Sunday, October 13, 2013

About a Boy: Zaionchkovskii’s Petrovich

Oleg Zaionchkovskii’s Петрович (Petrovich) is one of those rare contemporary novels that feels almost too close to perfect, a book—like Vadim Levental’s Masha Regina, which I swear I’ll be writing about next very soon—that, to build on how a friend described Masha Regina, reads well, reads well, reads well, feels like it might fade (i.e. get boring), then catches itself, and starts reading well again. I’m not sure why that feels so nearly perfect to me, though I suspect what I enjoy so much is the writers’ ability to convey ordinariness in a way that feels ordinary but yet somehow, magically, ends up feeling absolutely unordinary, beautiful, and (very often) heartbreaking. Both Petrovich and Masha Regina look far simpler than they are and both use stylistics and structures that fit beautifully with stories about people who come of age during the Soviet breakup: both books also focus on title characters’ lives in ways that reflect social and family difficulties rather than obsessing on the Big Picture, though both authors also present their characters as individuals emblematic of their times and contexts.

The title character in Petrovich starts out as a kindergartener—a stubborn and unhappy kindergartener—who feels, to paraphrase a bit, like a loner in a herd of cheerful idiots (“чужим в стаде этих жизнерадостных идоитов).
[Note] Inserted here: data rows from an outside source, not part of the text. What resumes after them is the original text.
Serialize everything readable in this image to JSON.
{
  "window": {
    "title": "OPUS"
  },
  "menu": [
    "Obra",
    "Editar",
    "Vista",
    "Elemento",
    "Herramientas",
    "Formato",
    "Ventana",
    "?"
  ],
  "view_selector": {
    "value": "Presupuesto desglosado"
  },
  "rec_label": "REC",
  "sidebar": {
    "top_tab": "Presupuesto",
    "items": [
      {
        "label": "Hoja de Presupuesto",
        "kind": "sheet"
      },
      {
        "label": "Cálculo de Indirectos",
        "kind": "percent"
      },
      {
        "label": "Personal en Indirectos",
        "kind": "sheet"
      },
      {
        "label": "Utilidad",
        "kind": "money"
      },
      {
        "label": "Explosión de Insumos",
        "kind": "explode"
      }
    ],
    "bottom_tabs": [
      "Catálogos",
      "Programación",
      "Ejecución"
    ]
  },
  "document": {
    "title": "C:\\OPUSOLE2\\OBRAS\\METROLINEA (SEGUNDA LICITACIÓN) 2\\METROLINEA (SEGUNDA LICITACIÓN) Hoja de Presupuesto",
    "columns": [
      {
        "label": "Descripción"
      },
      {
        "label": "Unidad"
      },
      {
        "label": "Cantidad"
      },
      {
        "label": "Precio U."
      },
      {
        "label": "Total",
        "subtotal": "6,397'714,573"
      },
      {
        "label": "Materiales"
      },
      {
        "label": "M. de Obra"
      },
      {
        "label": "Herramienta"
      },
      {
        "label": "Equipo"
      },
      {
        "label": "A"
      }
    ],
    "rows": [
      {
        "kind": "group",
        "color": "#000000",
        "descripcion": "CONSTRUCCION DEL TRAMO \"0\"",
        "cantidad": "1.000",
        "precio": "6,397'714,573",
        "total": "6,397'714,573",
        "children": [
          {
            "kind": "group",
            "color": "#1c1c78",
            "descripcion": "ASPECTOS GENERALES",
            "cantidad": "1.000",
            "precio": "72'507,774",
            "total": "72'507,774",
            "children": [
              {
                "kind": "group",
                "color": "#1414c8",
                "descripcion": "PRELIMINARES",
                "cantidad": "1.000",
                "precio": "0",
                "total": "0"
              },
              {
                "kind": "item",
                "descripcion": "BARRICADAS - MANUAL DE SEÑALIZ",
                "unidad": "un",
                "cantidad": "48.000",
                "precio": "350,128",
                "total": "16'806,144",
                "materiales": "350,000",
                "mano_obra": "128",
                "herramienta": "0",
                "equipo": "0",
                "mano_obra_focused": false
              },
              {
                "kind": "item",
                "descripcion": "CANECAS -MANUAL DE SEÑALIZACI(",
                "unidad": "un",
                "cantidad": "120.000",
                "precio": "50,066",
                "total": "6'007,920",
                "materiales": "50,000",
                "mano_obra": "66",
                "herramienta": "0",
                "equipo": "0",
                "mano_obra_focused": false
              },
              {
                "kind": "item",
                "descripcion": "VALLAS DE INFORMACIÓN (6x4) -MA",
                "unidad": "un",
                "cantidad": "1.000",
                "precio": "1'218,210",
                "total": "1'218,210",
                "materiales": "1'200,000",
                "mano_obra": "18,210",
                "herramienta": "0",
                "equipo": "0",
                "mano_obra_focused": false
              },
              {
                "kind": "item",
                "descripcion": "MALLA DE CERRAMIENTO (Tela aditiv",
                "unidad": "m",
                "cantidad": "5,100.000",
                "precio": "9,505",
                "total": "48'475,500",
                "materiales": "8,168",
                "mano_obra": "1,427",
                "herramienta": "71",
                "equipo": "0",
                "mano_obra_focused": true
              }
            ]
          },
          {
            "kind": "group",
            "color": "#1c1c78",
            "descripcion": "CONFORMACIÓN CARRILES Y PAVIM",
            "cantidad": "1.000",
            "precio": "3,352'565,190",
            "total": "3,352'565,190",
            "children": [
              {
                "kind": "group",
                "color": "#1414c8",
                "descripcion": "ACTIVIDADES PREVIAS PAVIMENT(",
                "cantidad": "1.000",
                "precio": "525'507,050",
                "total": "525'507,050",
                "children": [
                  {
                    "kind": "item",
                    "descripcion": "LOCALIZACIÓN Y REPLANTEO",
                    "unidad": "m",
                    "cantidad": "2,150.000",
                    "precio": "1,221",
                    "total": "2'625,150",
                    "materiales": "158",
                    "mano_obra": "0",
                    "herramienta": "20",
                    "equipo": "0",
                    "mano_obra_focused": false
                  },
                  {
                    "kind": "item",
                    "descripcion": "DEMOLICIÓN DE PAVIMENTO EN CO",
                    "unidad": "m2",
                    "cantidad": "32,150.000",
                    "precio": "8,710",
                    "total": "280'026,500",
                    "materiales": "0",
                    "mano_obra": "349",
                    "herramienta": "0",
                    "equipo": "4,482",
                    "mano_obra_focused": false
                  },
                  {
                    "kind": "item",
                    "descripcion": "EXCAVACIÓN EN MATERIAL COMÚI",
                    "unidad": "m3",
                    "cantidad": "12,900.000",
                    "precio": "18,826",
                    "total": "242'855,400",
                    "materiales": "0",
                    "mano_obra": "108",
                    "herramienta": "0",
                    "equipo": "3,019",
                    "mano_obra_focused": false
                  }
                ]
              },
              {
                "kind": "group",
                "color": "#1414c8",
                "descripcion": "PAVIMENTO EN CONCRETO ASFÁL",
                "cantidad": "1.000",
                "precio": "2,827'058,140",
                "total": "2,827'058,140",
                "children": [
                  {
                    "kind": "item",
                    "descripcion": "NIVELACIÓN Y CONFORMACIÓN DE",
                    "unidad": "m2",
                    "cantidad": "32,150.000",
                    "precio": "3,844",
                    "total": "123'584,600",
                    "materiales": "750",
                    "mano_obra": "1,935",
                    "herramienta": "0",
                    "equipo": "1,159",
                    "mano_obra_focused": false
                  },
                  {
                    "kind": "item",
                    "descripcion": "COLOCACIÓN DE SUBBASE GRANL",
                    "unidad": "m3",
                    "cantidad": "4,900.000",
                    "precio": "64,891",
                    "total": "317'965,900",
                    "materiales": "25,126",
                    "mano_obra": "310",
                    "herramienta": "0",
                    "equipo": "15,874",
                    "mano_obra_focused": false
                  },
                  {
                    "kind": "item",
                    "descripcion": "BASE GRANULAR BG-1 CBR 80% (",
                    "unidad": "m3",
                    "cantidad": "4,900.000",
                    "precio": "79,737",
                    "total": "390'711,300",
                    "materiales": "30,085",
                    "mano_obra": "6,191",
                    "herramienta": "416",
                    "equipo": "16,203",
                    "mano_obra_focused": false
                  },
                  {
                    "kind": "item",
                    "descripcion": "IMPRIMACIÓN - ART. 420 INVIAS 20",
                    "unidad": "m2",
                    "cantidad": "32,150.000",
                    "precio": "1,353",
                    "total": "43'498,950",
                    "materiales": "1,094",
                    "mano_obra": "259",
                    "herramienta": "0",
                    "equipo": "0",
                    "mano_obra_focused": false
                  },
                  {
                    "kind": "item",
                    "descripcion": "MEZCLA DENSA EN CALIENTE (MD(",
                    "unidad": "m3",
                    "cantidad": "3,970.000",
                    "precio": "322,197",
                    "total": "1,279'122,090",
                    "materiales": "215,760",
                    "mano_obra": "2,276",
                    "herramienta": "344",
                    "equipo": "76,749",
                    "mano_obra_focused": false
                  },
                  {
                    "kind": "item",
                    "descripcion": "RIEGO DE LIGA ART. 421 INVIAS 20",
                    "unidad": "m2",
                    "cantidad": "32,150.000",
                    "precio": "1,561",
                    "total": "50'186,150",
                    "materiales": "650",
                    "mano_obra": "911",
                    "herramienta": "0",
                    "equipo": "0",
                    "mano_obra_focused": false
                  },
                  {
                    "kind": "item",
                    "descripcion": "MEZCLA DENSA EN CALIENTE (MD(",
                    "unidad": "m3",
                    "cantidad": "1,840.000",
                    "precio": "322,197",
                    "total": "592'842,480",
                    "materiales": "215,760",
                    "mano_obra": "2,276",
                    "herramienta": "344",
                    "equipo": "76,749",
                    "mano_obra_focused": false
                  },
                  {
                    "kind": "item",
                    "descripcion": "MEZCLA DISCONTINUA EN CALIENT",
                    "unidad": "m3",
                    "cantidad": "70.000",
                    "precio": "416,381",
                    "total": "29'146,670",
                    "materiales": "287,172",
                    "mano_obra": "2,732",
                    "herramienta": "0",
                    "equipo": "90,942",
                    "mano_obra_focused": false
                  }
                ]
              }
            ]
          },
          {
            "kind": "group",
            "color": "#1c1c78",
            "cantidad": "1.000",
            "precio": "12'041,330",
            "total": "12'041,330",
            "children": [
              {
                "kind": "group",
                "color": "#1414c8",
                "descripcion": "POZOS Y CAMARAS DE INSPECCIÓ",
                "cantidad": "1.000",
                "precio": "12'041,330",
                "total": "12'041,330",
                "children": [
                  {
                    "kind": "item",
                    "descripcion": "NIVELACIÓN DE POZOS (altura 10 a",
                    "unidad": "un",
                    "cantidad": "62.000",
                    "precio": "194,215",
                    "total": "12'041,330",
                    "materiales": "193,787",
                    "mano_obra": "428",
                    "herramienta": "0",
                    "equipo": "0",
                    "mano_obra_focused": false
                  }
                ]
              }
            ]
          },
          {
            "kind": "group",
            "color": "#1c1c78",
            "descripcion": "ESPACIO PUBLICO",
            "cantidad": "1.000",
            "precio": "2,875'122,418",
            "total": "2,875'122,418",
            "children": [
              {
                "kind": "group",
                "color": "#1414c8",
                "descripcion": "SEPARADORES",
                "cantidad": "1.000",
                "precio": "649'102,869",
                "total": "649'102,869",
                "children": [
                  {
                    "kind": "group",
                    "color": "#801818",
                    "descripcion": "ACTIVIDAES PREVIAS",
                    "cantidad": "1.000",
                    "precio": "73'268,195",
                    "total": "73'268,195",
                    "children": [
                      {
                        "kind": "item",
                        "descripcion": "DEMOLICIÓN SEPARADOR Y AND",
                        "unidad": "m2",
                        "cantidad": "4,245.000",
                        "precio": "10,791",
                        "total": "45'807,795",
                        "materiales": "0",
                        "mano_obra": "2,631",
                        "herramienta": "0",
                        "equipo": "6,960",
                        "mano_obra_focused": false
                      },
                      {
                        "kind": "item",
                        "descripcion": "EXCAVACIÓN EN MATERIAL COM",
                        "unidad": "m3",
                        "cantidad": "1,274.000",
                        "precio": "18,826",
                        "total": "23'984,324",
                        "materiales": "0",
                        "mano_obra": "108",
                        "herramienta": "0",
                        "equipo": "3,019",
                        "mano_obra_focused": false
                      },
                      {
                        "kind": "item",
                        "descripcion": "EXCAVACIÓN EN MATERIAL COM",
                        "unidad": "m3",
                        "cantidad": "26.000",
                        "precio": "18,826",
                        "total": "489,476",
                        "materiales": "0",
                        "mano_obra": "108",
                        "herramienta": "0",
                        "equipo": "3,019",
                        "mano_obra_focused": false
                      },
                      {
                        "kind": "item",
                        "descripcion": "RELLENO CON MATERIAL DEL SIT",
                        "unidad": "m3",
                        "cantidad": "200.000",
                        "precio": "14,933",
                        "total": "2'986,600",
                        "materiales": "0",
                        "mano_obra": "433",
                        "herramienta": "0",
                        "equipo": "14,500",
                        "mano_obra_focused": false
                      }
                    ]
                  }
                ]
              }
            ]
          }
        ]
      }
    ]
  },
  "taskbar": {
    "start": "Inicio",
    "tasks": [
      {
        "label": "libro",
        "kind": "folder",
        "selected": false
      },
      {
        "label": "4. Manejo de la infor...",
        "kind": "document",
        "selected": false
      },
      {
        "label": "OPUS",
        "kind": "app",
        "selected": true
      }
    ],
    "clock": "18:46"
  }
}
The day described in the first chapter-story of Petrovich is not a good one for Petrovich: he ends up having a childish accident and needing to have his mother, whom he calls by her first name, Katya, help him wash off in the Volga on his way home. Petrovich has trouble playing with others all through the book. He gets into a fight after a boys’ room conflict because another boy speaks disrespectfully about a neighbor girl Petrovich has had a crush on for years; there are more difficulties when he’s a young adult living in Moscow.

Zaionchkosvkii structures Petrovich as what I’ve come to think of as an episodic novel and he increases the length of the chapters-episodes-stories as Petrovich gets older. Time sometimes advances quickly: it seems like Petrovich takes up smoking and spitting pretty suddenly. Then again, the use of a patronymic on its own as direct address is unusual for a child, and Petrovich is known as just Petrovich. (That said, I know a baby whose family has been referring to him as Petrovich since he was in utero…) The name feels especially fitting in the book because Zaionchkovskii’s Petrovich is both a very concrete character and a very symbolic character, named for someone (his father, of course) from the generation that came before him (of course!), starting his life in the novel with a mention of the Soviet anthem playing on the built-in radio in the morning… and ending with the same anthem, albeit in a different era and with a much different sleeping arrangement. The name Petrovich also feels fitting because it’s come to feel (and here I’ll probably get myself into big trouble) like a name for a certain down-to-earth Russian everyman.

Zaionchkovsky’s Petrovich is, in many ways, a Soviet everyboy growing into a Soviet-born everyman. Despite having a family that loves him and lets him wander quite a bit, there are themes of abandonment, orphandom (through his grandfather), and of course, broken families because Petya, the source of Petrovich’s patronymic, disappears. Times change and Petrovich enters adulthood, at least physically, but the anthem remains the same and Petrovich remains a touchy guy, particularly in group situations, where he still seems to feel like that loner in a herd of cheerful idiots.

КрАЗ-256БPetrovich’s happiest times seem to come in one-on-one situations: when his grandfather shows him old photos, when a friend of the family takes him on an overnight fishing trip that includes a scary storm, and when he rides around in a dump truck. Petrovich and I both particularly enjoyed the day in the dump truck. The truck driver sees Petrovich hanging around a construction site, offers him a ride, and even treats him to a cafeteria lunch of borsch, kotlety, and macaroni with sauce. Here’s a (purposely literal) translation of how Petrovich feels with a warm breeze in his hair:

Он испытывал в эти минуты необыкновенный подъем чувств, а попросту говоря, был счастлив, насколько может быть счастлив человек.

In those moments he experienced an uncommon burst of feelings and, put bluntly, was happy, as happy as a person could be.

I’m happy, too. Happy so many people recommended Zaionchkovskii to me over the years, happy I finally found Petrovich in book form in Moscow last year, and happy Zaionchkovskii assembled such a nice balance of characters and observation.

Up Next: Levental’s Masha Regina and a translator conference trip report…

Image credit: Andrew Butko, via Creative Commons, Wikipedia


  1. Your enthusiasm is exciting. I really loved his Happiness is Possible, and I hope that someone will hurry up and publish Petrovich in English translation!

    1. Thanks for the comment, Ani! I hope so, too: I liked Happiness Is Possible but I think Petrovich is better. I'm not quite sure how to describe "better" other than to say I think it's better structured and more insightful. Then again, that may be partly because this is my second Zaionchkovskii book!

  2. This book sounds great, but I can't find it on any website to order (in print). Do you know of an online bookseller where I can get it? Thanks!

    1. The only online bookseller I know of that has Petrovich is, which does now offer international delivery. I haven't tested that out, though! Good luck!